A local farmer, the 49-year-old Yves Martin, visited the Picard home on 13 May and questioned whether the lost girl was truly home. Martin then made an exclamation (variously reported as "God forgive me. I am guilty.", "God help me, I'm guilty!", and ) before running off "in wild laughter" and being admitted to a psychiatric hospital in Quimper on 14 May.

==Corpse==
Contemporary reports differ on the specifics, but agree that in late May 1922, the decomposing, mutilated body of a small girl was found near the Picards' farm. Le Matin reported from Brest that, on 25 May, a cyclist found the body 1000 or 500 m from Goas-al-Ludu; Le Petit Parisien—also in Brest—said that it was 26 May when a cyclist found the body 800–900 m from the family's farm; and The New York Times reported from Paris that it was 25 May when a farmer found the corpse 1 mi from the village.

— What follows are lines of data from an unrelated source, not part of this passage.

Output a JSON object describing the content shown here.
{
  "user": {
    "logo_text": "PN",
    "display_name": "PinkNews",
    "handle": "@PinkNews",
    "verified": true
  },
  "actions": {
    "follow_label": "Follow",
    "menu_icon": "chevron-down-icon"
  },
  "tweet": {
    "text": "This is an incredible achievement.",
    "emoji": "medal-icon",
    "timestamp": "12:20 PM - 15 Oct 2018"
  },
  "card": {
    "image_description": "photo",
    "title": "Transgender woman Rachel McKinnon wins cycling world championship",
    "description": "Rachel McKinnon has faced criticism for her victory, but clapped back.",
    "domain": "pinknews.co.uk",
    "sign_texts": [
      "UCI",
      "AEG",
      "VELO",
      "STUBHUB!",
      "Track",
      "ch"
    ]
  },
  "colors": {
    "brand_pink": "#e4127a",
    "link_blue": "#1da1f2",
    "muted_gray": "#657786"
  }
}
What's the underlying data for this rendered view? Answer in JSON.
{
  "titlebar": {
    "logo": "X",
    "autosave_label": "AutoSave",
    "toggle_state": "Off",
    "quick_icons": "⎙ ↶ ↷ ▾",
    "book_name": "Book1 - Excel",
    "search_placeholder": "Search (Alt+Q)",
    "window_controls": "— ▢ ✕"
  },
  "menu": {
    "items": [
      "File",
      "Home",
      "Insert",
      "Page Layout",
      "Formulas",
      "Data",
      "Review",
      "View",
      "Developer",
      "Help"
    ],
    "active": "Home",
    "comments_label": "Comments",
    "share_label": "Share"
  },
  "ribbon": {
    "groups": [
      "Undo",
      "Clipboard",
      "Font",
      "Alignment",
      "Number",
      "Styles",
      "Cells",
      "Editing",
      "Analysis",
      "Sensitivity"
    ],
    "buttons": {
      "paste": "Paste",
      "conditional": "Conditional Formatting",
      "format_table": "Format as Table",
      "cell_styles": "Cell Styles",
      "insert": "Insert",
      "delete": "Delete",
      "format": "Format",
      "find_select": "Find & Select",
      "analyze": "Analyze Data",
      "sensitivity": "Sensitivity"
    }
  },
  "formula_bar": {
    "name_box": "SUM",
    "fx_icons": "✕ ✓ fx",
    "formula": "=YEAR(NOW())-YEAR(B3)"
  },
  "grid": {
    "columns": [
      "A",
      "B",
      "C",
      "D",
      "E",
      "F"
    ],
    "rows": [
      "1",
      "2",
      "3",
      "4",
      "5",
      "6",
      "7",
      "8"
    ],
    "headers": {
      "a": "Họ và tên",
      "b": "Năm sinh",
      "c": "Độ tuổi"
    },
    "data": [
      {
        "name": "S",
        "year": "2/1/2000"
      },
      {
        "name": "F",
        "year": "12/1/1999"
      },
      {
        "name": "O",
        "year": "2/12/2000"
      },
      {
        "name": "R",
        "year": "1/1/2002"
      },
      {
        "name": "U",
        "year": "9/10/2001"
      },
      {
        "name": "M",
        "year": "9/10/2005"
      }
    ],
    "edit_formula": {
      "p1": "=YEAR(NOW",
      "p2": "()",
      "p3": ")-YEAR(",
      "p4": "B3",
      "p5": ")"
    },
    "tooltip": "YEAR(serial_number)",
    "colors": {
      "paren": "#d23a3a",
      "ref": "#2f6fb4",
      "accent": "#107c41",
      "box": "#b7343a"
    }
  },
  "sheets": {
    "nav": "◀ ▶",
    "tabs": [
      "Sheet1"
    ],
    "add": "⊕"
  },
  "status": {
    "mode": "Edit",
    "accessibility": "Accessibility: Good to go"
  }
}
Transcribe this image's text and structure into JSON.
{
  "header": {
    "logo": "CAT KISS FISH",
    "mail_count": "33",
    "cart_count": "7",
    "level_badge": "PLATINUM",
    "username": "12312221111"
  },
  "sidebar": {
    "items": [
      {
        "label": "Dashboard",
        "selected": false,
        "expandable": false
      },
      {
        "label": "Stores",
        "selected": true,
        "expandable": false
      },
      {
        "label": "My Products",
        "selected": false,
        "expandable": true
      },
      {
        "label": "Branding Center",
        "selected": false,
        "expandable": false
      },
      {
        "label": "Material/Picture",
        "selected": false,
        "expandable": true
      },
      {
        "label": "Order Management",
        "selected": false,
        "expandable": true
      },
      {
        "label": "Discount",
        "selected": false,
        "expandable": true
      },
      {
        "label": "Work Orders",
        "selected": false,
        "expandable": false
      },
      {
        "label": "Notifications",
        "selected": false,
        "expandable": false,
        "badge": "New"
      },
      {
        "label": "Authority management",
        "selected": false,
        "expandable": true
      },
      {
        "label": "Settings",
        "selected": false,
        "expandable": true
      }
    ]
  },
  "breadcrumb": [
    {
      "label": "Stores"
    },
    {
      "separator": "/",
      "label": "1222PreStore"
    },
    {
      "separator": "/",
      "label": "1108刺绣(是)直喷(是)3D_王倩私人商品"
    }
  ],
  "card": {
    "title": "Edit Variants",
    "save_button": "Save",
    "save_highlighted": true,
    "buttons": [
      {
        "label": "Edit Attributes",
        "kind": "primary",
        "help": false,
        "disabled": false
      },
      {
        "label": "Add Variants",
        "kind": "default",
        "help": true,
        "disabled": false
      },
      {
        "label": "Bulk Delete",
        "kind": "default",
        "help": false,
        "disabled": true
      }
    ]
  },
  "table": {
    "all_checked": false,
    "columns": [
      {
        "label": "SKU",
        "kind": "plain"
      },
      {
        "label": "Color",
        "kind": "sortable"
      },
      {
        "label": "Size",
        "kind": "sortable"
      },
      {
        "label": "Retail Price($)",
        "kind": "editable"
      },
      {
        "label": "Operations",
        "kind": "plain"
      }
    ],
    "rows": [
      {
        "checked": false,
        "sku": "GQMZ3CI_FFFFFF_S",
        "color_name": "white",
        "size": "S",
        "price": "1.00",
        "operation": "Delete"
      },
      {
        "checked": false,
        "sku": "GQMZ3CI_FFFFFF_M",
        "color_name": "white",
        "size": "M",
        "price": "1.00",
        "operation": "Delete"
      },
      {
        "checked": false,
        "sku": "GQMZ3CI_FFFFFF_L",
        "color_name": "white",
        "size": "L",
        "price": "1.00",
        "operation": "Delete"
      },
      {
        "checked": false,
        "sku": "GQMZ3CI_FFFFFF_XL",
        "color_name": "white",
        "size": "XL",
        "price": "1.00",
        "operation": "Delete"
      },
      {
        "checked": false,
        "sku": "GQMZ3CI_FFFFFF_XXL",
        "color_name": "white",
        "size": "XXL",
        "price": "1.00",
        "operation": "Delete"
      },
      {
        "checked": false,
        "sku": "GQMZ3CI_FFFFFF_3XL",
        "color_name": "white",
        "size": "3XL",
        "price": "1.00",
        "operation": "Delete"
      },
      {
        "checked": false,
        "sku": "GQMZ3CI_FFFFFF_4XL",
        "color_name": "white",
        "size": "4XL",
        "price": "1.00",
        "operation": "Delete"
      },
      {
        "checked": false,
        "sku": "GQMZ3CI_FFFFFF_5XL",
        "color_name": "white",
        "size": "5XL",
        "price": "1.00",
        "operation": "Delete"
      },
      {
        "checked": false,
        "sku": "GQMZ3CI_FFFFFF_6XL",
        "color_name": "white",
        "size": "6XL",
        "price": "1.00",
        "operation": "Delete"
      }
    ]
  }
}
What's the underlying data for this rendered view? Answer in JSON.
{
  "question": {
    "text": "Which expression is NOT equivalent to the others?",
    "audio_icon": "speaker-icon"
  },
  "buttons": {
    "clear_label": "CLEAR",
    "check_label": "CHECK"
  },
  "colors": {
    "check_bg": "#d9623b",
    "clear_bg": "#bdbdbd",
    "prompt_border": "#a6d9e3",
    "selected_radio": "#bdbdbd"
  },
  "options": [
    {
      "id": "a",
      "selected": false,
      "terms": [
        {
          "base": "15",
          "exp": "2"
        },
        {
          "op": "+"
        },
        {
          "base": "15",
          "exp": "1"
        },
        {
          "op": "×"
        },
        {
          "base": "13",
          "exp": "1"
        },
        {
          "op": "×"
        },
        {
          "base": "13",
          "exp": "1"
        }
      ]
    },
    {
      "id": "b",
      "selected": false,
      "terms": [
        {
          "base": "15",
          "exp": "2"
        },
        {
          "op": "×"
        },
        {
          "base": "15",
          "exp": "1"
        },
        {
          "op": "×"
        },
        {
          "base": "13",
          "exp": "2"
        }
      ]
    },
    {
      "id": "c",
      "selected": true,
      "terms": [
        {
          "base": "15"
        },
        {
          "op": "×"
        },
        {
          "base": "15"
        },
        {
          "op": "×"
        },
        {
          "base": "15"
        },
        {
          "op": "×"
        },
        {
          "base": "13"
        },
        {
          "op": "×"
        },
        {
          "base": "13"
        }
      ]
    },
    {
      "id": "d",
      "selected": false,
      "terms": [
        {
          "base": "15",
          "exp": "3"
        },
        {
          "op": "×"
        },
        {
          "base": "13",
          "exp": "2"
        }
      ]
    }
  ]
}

Both Le Matin and the Times elaborated that when the Goas-al-Ludu gendarmes were brought to the body, villagers—including the Picards—followed. The body was found in a ditch that had been thoroughly searched after Picard's initial disappearance, and government officials from Brasparts and Rennes formally confirmed this; Ozy author Addison Nugent suggested that this means somebody wanted the body found.

The girl's body was completely naked, decapitated, and missing its hands and feet. The body was accompanied by the skull of a fully-grown man, suggesting a second victim; the man's head "could not be identified, the face having been partly devoured by foxes." Nearby, a pair of galoshes, socks, and fustian dress were neatly folded and arranged; these bloodstained clothes were identified by the Picard family as being their daughter's, worn the day she disappeared.

By 27 May 1922, Le Petit Parisien was certain that the body found was that of Pauline Picard, as was François Picard when the body was first discovered. Yet later, when questioned by a Rennais commissioner, he vacillated regarding which child was his daughter: "It's her clothes. [...] But, is it her body? [...] Oh! the other is so similar!" On 27 May 1922, a judge from Châteaulin was expected to arrive and take charge of the investigation, with "the [m]agistrates investigating the case hav[ing] been seriously embarrassed."

A Dr. Pouliquen examined the body, and, finding evidence of wounds, sent it to Châteaulin for closer examination. Dr. Gouriou later studied the body and found a stab-wound in the groin measuring 1 cm in length, and 2 cm in depth. Though his preliminary cause of death was violent murder, investigators were leaning towards accidental death due to exposure. An autopsy provided no conclusive evidence for either determination.

==Outcome==
===Pauline Picard===
The Châteaulinois judge determined the body to be Pauline Picard and her cause of death accidental. She was buried in Saint-Rivoal, in a white, wooden coffin. By June 1922, however, rumors were circulating Brittany that Picard was still alive, having been kidnapped by a wealthy family who left the body of their own ill-fated progeny in her place. Le Petit Parisien predicted that these rumors would prompt a re-opening of the investigation. As of October 2017, no genetic testing had been performed on the body, and as such, it had not been conclusively identified as Picard's.

===Cherbourgeoise girl===
The foundling was sent back to a Cherbourg hospice on 13 June 1922 at the request of prosecutors there. Almost two months later, she was speaking complete sentences in the Breton language, prompting Le Petit Parisien to declare her a Breton, and to again suggest she was the real Pauline Picard.

News coverage of the Cherbourgeoise girl, whom they referred to as "the girl with the pretty smile", led interested families to request to adopt her. She was named Marie-Louise Pauline by the civil court of Cherbourg, and placed in the care of the Franciscan Sisters of Notre-Dame-du-Vœu. Her death there was reported on 2 January 1924, a victim of a measles epidemic.